Les rues semblent vidées de leurs sens, les doubles comme les interdits. Les passants dérogatoires vont la tête basse, comptant leurs pieds, poètes renfrognés. S’ils parlent, c’est balbutiant de cordes vocales flasques. Masqués comme pour un hold-up, ou pour se défendre contre ce soudain apport d’oxygène anxiogène. Le masque, c’est comme le gilet jaune vanté en son temps par Karl Lagerfeld. C’est moche mais ça peut sauver des vies, paraît-il. Soudain, au milieu du boulevard, une femme court – à la manière cliché d’une danseuse classique. On ne peut pas douter qu’elle soit de la classe des mammifères, contrairement aux vraies danseuses classiques qui sont plutôt plates, en général.
Rentrer.
« On ne peut pas consommer grand chose si on reste tranquillement assis à lire des livres. » (Aldous Huxley. Le Meilleur des mondes.)
Que faire d’autre ? Relire Le Mur invisible de Marlen Haushofer, ou revoir le (bon) film qui en a été tiré (Julian Pölsler, 2012).
Lu une page d’Ulysse (pas plus d’une à la fois). « Elle frottait rapidement sa glace à main sur sa camisole de laine contre ses nénés généreux qui ballottaient. » (James Joyce, « Ulysse », Folio, p 144)

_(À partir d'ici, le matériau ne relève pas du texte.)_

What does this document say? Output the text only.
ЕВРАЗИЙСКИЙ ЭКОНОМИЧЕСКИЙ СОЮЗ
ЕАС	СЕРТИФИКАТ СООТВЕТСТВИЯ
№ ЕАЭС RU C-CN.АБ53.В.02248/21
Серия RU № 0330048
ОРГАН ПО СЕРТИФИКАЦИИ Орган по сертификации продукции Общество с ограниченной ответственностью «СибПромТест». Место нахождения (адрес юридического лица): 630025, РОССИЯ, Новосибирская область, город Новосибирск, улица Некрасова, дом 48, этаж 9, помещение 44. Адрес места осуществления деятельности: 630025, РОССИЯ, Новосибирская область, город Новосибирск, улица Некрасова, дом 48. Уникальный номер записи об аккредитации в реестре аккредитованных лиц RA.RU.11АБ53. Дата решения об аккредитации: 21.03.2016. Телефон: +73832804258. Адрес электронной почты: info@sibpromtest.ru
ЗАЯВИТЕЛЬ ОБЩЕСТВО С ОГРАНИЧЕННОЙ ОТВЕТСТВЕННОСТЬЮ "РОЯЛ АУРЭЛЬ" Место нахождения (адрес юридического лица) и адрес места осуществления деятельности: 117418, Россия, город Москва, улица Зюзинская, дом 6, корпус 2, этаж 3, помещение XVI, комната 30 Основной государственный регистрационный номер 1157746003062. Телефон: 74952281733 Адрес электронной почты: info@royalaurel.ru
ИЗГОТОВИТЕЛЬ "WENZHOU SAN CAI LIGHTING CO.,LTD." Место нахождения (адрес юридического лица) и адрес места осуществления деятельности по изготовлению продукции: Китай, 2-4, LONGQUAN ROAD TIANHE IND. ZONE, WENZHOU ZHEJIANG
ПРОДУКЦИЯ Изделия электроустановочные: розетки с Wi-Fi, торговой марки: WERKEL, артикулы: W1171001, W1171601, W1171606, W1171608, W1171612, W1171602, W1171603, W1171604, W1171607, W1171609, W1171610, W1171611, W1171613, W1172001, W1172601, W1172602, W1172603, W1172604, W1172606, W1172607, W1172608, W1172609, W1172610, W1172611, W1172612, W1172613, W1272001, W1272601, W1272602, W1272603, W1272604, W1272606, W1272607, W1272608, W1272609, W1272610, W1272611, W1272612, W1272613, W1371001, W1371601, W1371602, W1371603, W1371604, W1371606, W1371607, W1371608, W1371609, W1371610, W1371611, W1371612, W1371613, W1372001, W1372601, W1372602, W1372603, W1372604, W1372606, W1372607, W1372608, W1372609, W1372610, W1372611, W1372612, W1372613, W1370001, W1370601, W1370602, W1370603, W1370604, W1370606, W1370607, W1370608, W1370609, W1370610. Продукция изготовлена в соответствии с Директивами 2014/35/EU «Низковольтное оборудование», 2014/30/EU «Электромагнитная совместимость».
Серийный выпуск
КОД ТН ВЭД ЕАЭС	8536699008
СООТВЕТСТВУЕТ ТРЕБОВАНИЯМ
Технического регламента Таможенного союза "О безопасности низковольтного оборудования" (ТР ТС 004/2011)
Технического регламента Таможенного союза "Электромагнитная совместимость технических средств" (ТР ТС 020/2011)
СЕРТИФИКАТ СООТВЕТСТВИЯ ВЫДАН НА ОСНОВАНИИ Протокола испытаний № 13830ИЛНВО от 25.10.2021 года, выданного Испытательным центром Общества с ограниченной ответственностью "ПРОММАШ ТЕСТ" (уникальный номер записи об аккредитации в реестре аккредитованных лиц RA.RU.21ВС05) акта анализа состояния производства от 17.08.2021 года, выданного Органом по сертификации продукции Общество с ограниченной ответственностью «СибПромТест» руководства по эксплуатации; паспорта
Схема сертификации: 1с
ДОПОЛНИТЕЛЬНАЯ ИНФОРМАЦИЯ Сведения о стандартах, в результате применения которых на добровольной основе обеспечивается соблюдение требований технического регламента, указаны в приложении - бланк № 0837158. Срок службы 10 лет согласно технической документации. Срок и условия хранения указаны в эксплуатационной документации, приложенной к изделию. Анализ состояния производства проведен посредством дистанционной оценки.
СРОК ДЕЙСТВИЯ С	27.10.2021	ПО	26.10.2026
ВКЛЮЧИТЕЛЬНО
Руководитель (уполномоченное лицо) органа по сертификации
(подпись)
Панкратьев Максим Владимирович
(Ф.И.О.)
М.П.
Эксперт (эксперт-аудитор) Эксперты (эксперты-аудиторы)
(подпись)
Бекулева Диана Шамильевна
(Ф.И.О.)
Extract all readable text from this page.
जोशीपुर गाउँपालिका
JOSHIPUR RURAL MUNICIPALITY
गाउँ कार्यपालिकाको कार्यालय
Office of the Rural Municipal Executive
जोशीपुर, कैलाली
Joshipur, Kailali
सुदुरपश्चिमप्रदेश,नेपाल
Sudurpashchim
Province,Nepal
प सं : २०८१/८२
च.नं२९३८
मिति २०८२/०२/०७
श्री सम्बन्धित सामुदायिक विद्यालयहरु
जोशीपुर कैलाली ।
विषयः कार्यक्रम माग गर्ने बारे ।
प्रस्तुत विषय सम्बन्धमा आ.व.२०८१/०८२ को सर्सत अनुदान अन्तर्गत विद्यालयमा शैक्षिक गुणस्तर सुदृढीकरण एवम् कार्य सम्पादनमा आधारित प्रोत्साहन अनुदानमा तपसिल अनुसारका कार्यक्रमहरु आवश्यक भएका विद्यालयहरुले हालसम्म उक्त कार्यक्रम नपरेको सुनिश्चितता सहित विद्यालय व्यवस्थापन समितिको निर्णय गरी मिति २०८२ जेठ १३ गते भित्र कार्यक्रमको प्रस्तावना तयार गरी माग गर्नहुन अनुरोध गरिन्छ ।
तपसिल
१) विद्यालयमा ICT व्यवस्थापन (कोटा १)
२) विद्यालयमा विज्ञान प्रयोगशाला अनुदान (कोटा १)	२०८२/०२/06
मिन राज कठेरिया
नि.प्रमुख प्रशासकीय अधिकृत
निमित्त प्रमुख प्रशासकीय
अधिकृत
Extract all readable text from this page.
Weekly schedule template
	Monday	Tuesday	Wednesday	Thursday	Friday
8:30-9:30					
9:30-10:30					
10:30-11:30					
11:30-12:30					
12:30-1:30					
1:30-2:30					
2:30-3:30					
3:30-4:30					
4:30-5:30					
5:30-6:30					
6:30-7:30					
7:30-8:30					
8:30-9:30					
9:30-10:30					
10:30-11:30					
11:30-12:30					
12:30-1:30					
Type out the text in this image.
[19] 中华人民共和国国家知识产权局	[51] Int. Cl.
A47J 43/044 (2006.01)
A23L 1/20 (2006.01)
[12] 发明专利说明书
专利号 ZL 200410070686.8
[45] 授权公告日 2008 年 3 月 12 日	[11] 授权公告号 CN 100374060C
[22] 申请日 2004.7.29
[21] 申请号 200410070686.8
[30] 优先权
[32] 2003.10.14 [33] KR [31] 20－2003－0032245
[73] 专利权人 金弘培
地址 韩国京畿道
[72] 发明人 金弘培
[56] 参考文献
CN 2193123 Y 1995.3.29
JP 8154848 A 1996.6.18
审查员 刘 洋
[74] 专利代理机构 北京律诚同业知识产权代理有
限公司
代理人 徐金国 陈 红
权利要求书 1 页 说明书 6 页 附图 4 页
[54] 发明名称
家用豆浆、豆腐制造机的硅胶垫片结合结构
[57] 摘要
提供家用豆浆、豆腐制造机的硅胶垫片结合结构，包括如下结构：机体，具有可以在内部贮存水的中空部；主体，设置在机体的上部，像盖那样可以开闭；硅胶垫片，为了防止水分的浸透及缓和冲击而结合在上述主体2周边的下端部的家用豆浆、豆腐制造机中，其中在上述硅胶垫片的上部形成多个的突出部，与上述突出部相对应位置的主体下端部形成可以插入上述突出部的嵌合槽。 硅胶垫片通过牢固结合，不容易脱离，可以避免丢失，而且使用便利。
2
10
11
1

Reçu un bouquin de 50 ans d’âge – pas coupé. Donc lu par personne avant moi. Je n’avais pas vu ça depuis longtemps. Question : dois-je le déflorer ? J’ai un coupe-papier (un poignard touareg en miniature). N’est-ce pas une violence ? Un viol ? Mais non, les livres sont faits pour être lus. Question subsidiaire : est-ce que je coupe au fur et à mesure de ma lecture ou bien tout à l’avance, histoire de pouvoir lire sans interruption ? Je choisis une voie médiane : je coupe un chapitre à la fois.